WOM: Still the best and most simple tool when comparing and choosing concepts

Choosing the right concept is crucial when inventing new products. For that reason, we keep using the tried and tested ’Weighted Objectives Method’.

At the beginning of the development cycle of a new product, we always end up with a handful of candidates after ideation.

Sometimes we pick one of the concepts at the stage, most times we need multiple mockups or prototypes before choosing the right concept for the market.

But we always use the same method when evaluating and choosing: Weighted Objectives Method or simply WOM.

 
How we use it

When inventing a new product, it’s important to have a series of objectives or challenges that the product should end up solving.

For the Flip Bench, we developed for Copenhagen Business School, it was criteria such as ”Icon value”, ”Intuitive to use” and ”Cleaning friendliness”.

All concepts have to fulfil these criteria, and when using WOM, all the criteria are mashed into one assessment matrix.
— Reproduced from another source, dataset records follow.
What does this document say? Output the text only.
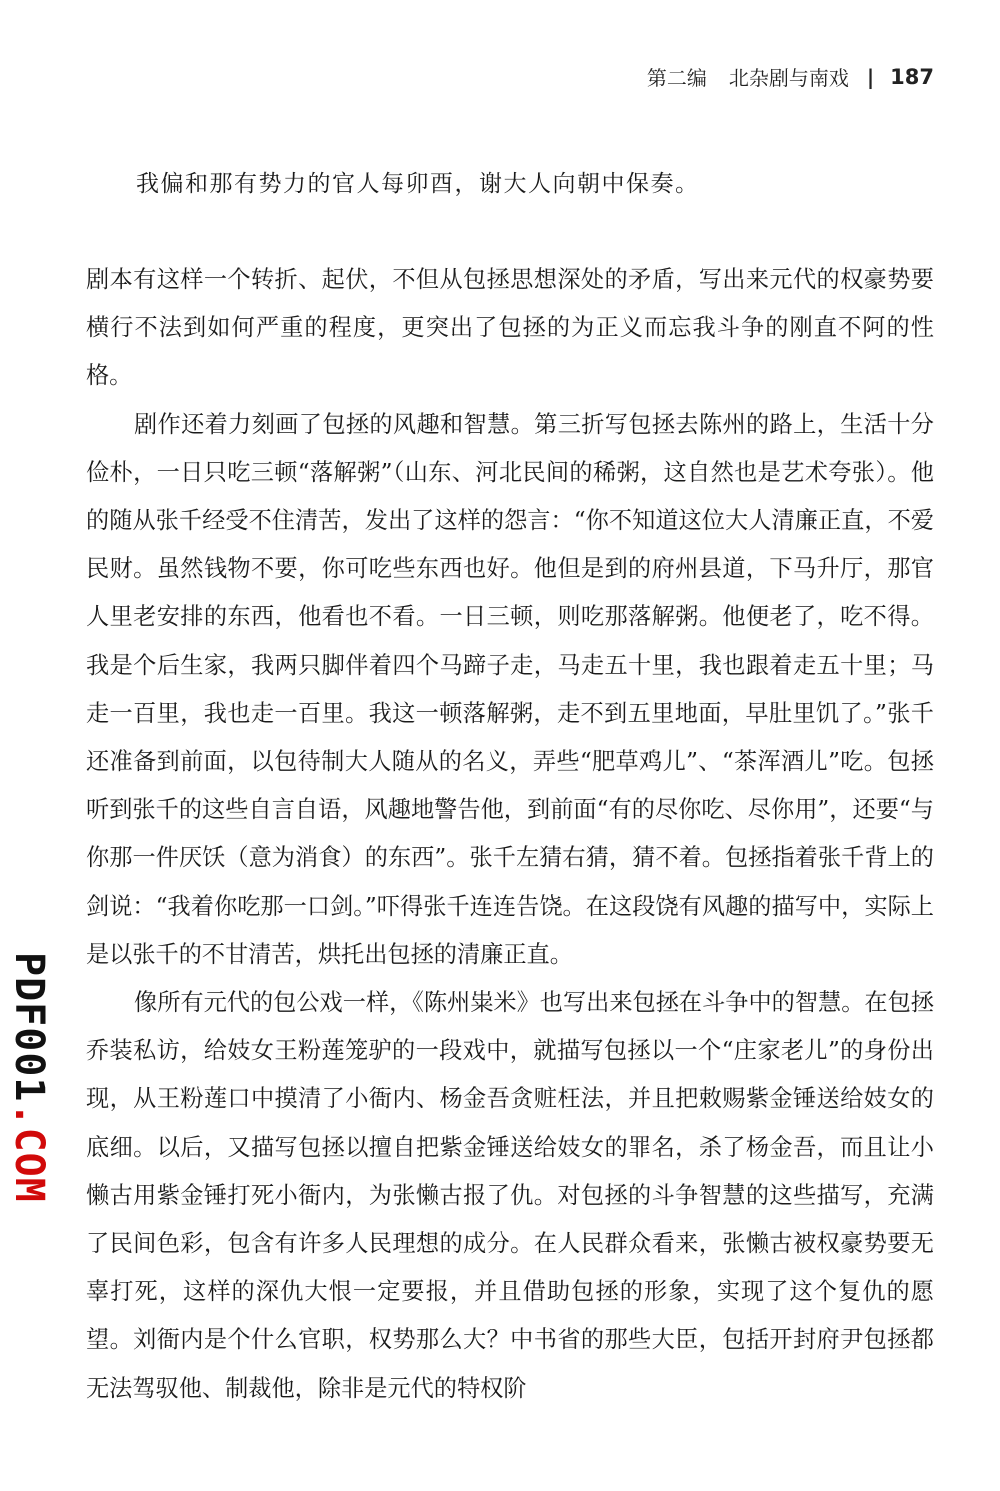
第二编 北杂剧与南戏 | 187
我偏和那有势力的官人每卯酉，谢大人向朝中保奏。

剧本有这样一个转折、起伏，不但从包拯思想深处的矛盾，写出来元代的权豪势要横行不法到如何严重的程度，更突出了包拯的为正义而忘我斗争的刚直不阿的性格。

剧作还着力刻画了包拯的风趣和智慧。第三折写包拯去陈州的路上，生活十分俭朴，一日只吃三顿“落解粥”（山东、河北民间的稀粥，这自然也是艺术夸张）。他的随从张千经受不住清苦，发出了这样的怨言：“你不知道这位大人清廉正直，不爱民财。虽然钱物不要，你可吃些东西也好。他但是到的府州县道，下马升厅，那官人里老安排的东西，他看也不看。一日三顿，则吃那落解粥。他便老了，吃不得。我是个后生家，我两只脚伴着四个马蹄子走，马走五十里，我也跟着走五十里；马走一百里，我也走一百里。我这一顿落解粥，走不到五里地面，早肚里饥了。”张千还准备到前面，以包待制大人随从的名义，弄些“肥草鸡儿”、“茶浑酒儿”吃。包拯听到张千的这些自言自语，风趣地警告他，到前面“有的尽你吃、尽你用”，还要“与你那一件厌饫（意为消食）的东西”。张千左猜右猜，猜不着。包拯指着张千背上的剑说：“我着你吃那一口剑。”吓得张千连连告饶。在这段饶有风趣的描写中，实际上是以张千的不甘清苦，烘托出包拯的清廉正直。

像所有元代的包公戏一样，《陈州粜米》也写出来包拯在斗争中的智慧。在包拯乔装私访，给妓女王粉莲笼驴的一段戏中，就描写包拯以一个“庄家老儿”的身份出现，从王粉莲口中摸清了小衙内、杨金吾贪赃枉法，并且把敕赐紫金锤送给妓女的底细。以后，又描写包拯以擅自把紫金锤送给妓女的罪名，杀了杨金吾，而且让小懒古用紫金锤打死小衙内，为张懒古报了仇。对包拯的斗争智慧的这些描写，充满了民间色彩，包含有许多人民理想的成分。在人民群众看来，张懒古被权豪势要无辜打死，这样的深仇大恨一定要报，并且借助包拯的形象，实现了这个复仇的愿望。刘衙内是个什么官职，权势那么大？中书省的那些大臣，包括开封府尹包拯都无法驾驭他、制裁他，除非是元代的特权阶

PDF001.COM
From here, each concept or prototype gets a score for each criterion.

By accumulating the score from each criterion, it’s easy to get an overview of how the concepts stack up against each other using the Weighted Objectives Method.

 
Simple textbook stuff

WOM is really a textbook method that every design engineer learn early on in their studies. And already when you hear about it the first time, it can seem quite piddly.

Nevertheless, it’s a method most students keep using – and 10 years into Lolle & Nielsen Inventions we do so as well.

Maybe that is actually the beauty of WOM. It’s really simple and really effective – so why overcomplicate it?